Auftakt für die "Bildungspartnerschaft"

Start für ein neues Projekt zur frühzeitigen Berufsorientierung, das Unternehmen und Schulen zusammenbringt

Der Fach- und Arbeitskräftemangel zählt zu den größten Herausforderungen für unsere Unternehmen. Wegen des demografischen Wandels verlassen immer weniger junge Leute die allgemeinbildenden Schulen, entsprechend schwierig ist es, geeignete Bewerber für die Berufliche Ausbildung zu finden. Erschwerend kommt oft eine falsche Erwartungshaltung der Jugendlichen hinzu, die zu Enttäuschungen und im schlechtesten Fall zum Ausbildungsabbruch führen kann. Die Abbruchquote liegt bei 16 Prozent. Die Situation ist sogar noch dramatischer, was junge Menschen ohne Berufsabschluss angeht, deren Zahl auf einen Rekordwert gestiegen ist: Im Jahr 2022 verfügten 2,86 Millionen 20- bis 34-Jährige in Deutschland nicht über eine formale Qualifikation, das entspricht fast einem Fünftel dieser Altersgruppe.
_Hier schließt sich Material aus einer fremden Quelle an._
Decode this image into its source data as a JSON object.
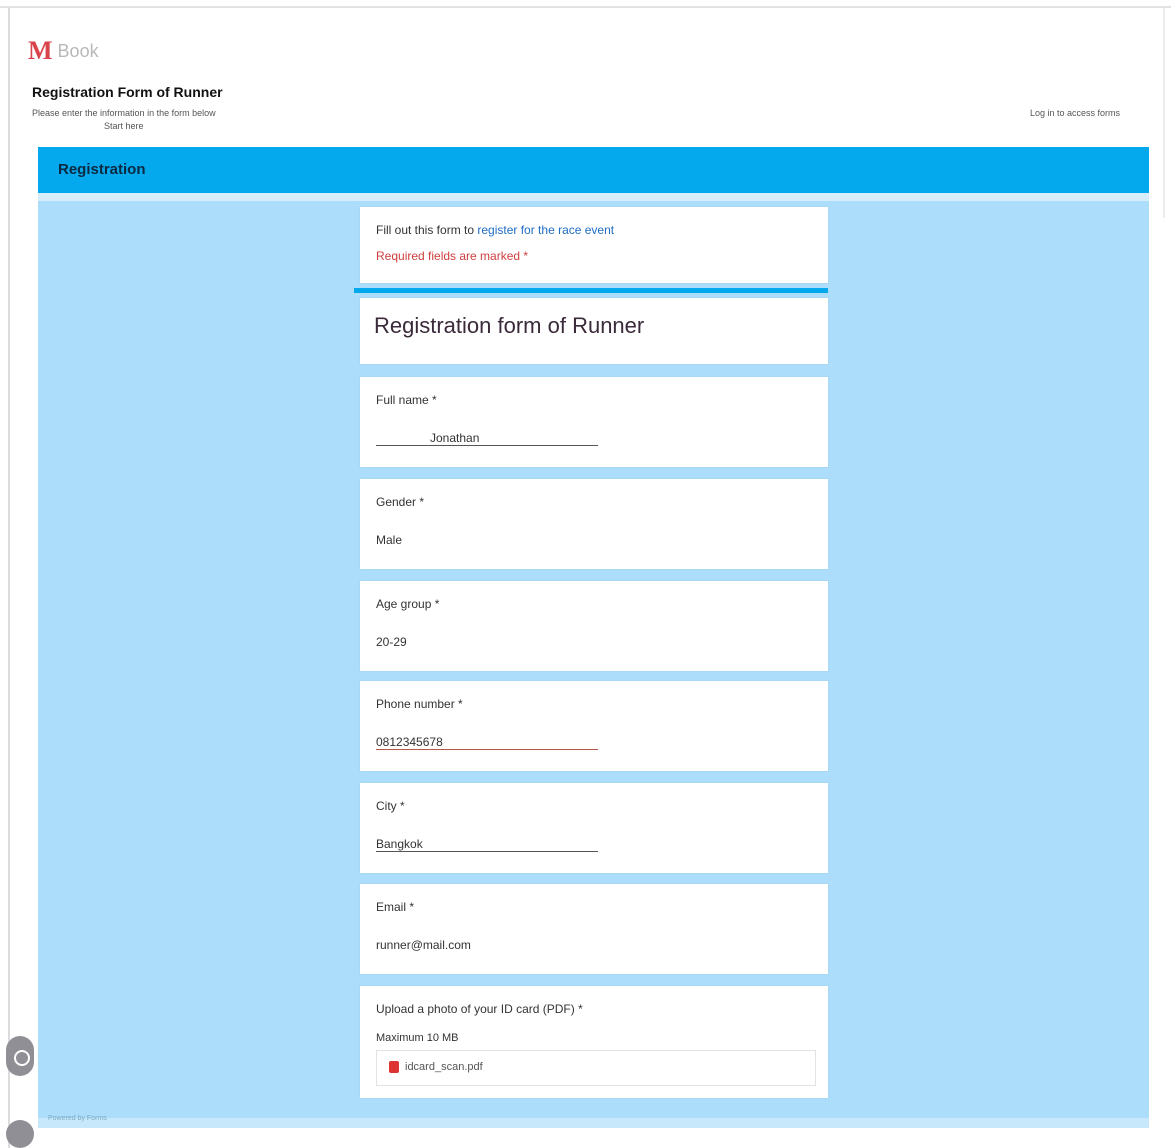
{
  "header": {
    "logo_text": "Book",
    "site_title": "Registration Form of Runner",
    "site_subtitle": "Please enter the information in the form below",
    "site_subtitle2": "Start here",
    "right_text": "Log in to access forms"
  },
  "nav": {
    "title": "Registration"
  },
  "notice": {
    "line1_prefix": "Fill out this form to",
    "line1_link": "register for the race event",
    "line2": "Required fields are marked *"
  },
  "form": {
    "title": "Registration form of Runner",
    "questions": [
      {
        "label": "Full name *",
        "value": "Jonathan"
      },
      {
        "label": "Gender *",
        "value": "Male"
      },
      {
        "label": "Age group *",
        "value": "20-29"
      },
      {
        "label": "Phone number *",
        "value": "0812345678"
      },
      {
        "label": "City *",
        "value": "Bangkok"
      },
      {
        "label": "Email *",
        "value": "runner@mail.com"
      }
    ],
    "upload": {
      "label": "Upload a photo of your ID card (PDF) *",
      "note": "Maximum 10 MB",
      "file": "idcard_scan.pdf"
    }
  },
  "footer": {
    "text": "Powered by Forms"
  },
  "colors": {
    "nav": "#04a8ec",
    "content_bg": "#acdefc",
    "brand_red": "#d9434b"
  },
  "icons": [
    "logo-mark",
    "file-pdf-icon",
    "chat-bubble-icon"
  ]
}
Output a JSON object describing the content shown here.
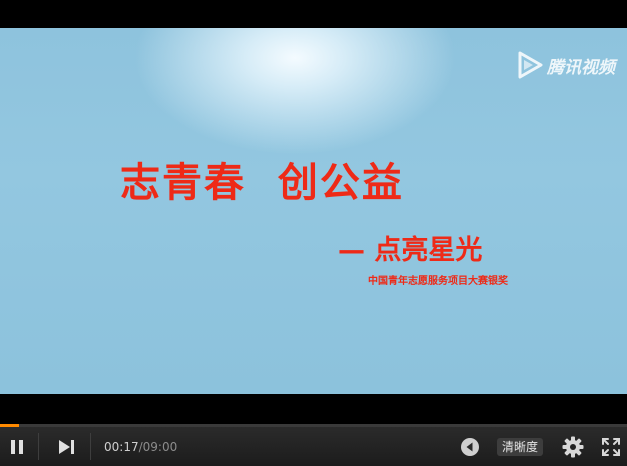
{
  "video": {
    "watermark": "腾讯视频",
    "headline": "志青春  创公益",
    "subline": "— 点亮星光",
    "award": "中国青年志愿服务项目大赛银奖"
  },
  "progress": {
    "played_fraction": 0.031,
    "color": "#ff8a00"
  },
  "controls": {
    "current_time": "00:17",
    "separator": "/",
    "total_time": "09:00",
    "quality_label": "清晰度",
    "icons": [
      "pause-icon",
      "next-icon",
      "danmaku-icon",
      "settings-gear-icon",
      "fullscreen-icon"
    ]
  },
  "colors": {
    "accent_text": "#ee2a17",
    "background": "#000000"
  }
}
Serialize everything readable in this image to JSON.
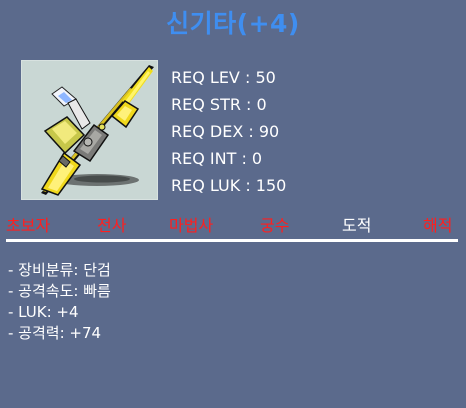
{
  "item": {
    "name": "신기타(+4)",
    "icon": "guitar-weapon-icon"
  },
  "requirements": [
    {
      "label": "REQ LEV : 50"
    },
    {
      "label": "REQ STR : 0"
    },
    {
      "label": "REQ DEX : 90"
    },
    {
      "label": "REQ INT : 0"
    },
    {
      "label": "REQ LUK : 150"
    }
  ],
  "jobs": [
    {
      "label": "초보자",
      "color": "#ff1f1f"
    },
    {
      "label": "전사",
      "color": "#ff1f1f"
    },
    {
      "label": "마법사",
      "color": "#ff1f1f"
    },
    {
      "label": "궁수",
      "color": "#ff1f1f"
    },
    {
      "label": "도적",
      "color": "#ffffff"
    },
    {
      "label": "해적",
      "color": "#ff1f1f"
    }
  ],
  "stats": [
    {
      "label": "- 장비분류: 단검"
    },
    {
      "label": "- 공격속도: 빠름"
    },
    {
      "label": "- LUK: +4"
    },
    {
      "label": "- 공격력: +74"
    }
  ],
  "colors": {
    "background": "#5b6a8c",
    "title": "#3f8ef0",
    "job_unavailable": "#ff1f1f",
    "job_available": "#ffffff"
  }
}
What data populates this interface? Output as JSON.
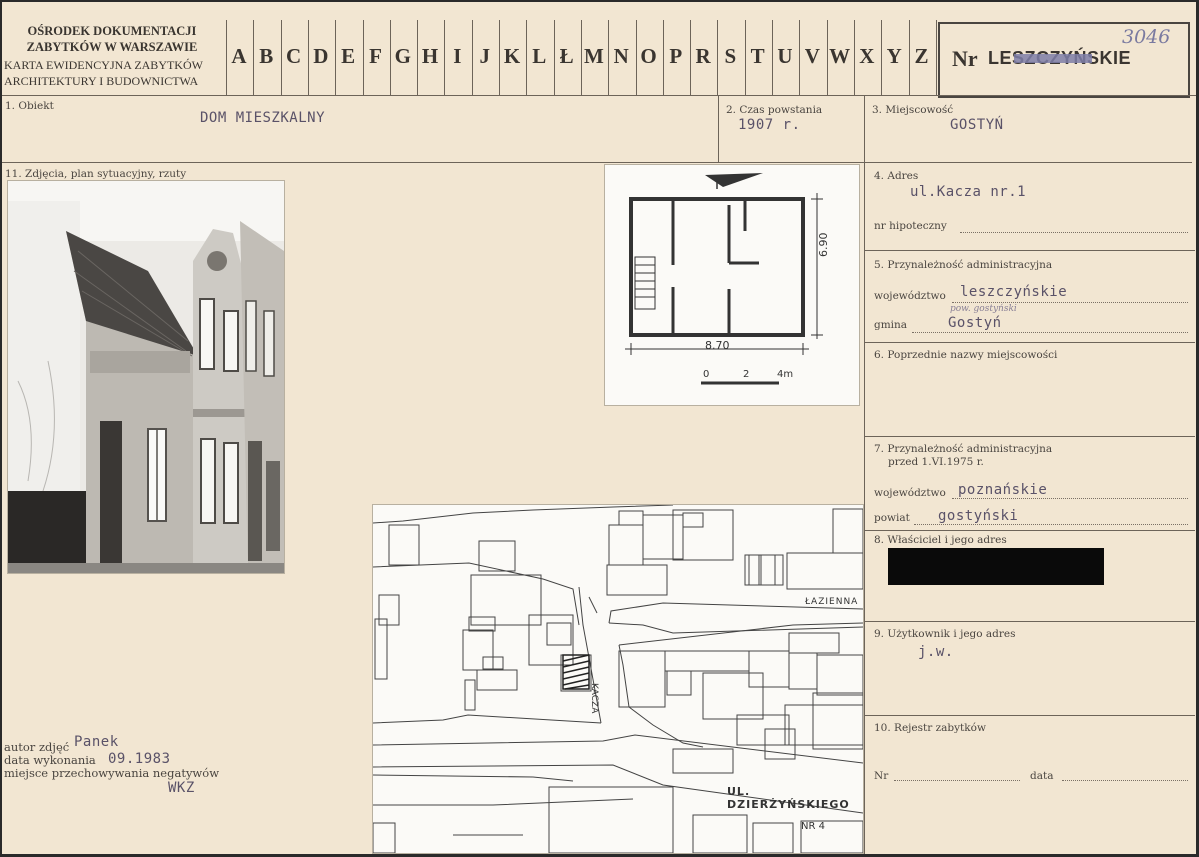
{
  "header": {
    "org_line1": "OŚRODEK DOKUMENTACJI",
    "org_line2": "ZABYTKÓW W WARSZAWIE",
    "card_line1": "KARTA EWIDENCYJNA ZABYTKÓW",
    "card_line2": "ARCHITEKTURY I BUDOWNICTWA",
    "letters": [
      "A",
      "B",
      "C",
      "D",
      "E",
      "F",
      "G",
      "H",
      "I",
      "J",
      "K",
      "L",
      "Ł",
      "M",
      "N",
      "O",
      "P",
      "R",
      "S",
      "T",
      "U",
      "V",
      "W",
      "X",
      "Y",
      "Z"
    ],
    "nr_label": "Nr",
    "nr_value": "LESZCZYŃSKIE",
    "nr_handwritten": "3046"
  },
  "fields": {
    "obiekt_label": "1. Obiekt",
    "obiekt_value": "DOM MIESZKALNY",
    "czas_label": "2. Czas powstania",
    "czas_value": "1907 r.",
    "miejscowosc_label": "3. Miejscowość",
    "miejscowosc_value": "GOSTYŃ",
    "zdjecia_label": "11. Zdjęcia, plan sytuacyjny, rzuty",
    "adres_label": "4. Adres",
    "adres_value": "ul.Kacza nr.1",
    "hipoteczny_label": "nr hipoteczny",
    "przynaleznosc_label": "5. Przynależność administracyjna",
    "wojewodztwo_label": "województwo",
    "wojewodztwo_value": "leszczyńskie",
    "pow_note": "pow. gostyński",
    "gmina_label": "gmina",
    "gmina_value": "Gostyń",
    "poprzednie_label": "6. Poprzednie nazwy miejscowości",
    "przynaleznosc_old_label1": "7. Przynależność administracyjna",
    "przynaleznosc_old_label2": "przed 1.VI.1975 r.",
    "wojewodztwo_old_label": "województwo",
    "wojewodztwo_old_value": "poznańskie",
    "powiat_label": "powiat",
    "powiat_value": "gostyński",
    "wlasciciel_label": "8. Właściciel i jego adres",
    "uzytkownik_label": "9. Użytkownik i jego adres",
    "uzytkownik_value": "j.w.",
    "rejestr_label": "10. Rejestr zabytków",
    "rejestr_nr_label": "Nr",
    "rejestr_data_label": "data",
    "autor_label": "autor zdjęć",
    "autor_value": "Panek",
    "data_label": "data wykonania",
    "data_value": "09.1983",
    "miejsce_label": "miejsce przechowywania negatywów",
    "miejsce_value": "WKZ"
  },
  "plan": {
    "width_label": "8.70",
    "depth_label": "6.90",
    "scale_ticks": [
      "0",
      "2",
      "4m"
    ]
  },
  "map": {
    "street_lazienna": "ŁAZIENNA",
    "street_kacza": "KACZA",
    "street_dzierzynskiego": "UL. DZIERŻYŃSKIEGO",
    "nr_label": "NR 4"
  }
}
Jedes zweite Unternehmen gibt an, dass realistischere Berufsvorstellungen der jungen Menschen die Ausbildung erleichtern würden. Es gilt also dringendst, die Berufsorientierung auszubauen, zu intensivieren und praxisorientierter zu gestalten. Dieser Herausforderung müssen sich Wirtschaft, Schule und Gesellschaft gemeinsam stellen. Dabei ist es insbesondere beim Übergang von der Schule in die Berufsausbildung bzw. in die Arbeitswelt entscheidend, dass Betriebe und Schulen noch kooperativer und gezielter zusammenarbeiten. An diesem Punkt setzen „Bildungspartnerschaften“: Als Brücken zwischen Theorie und Praxis erfreuen sich solche Kooperationen zwischen Schulen und Unternehmen wachsender Beliebtheit.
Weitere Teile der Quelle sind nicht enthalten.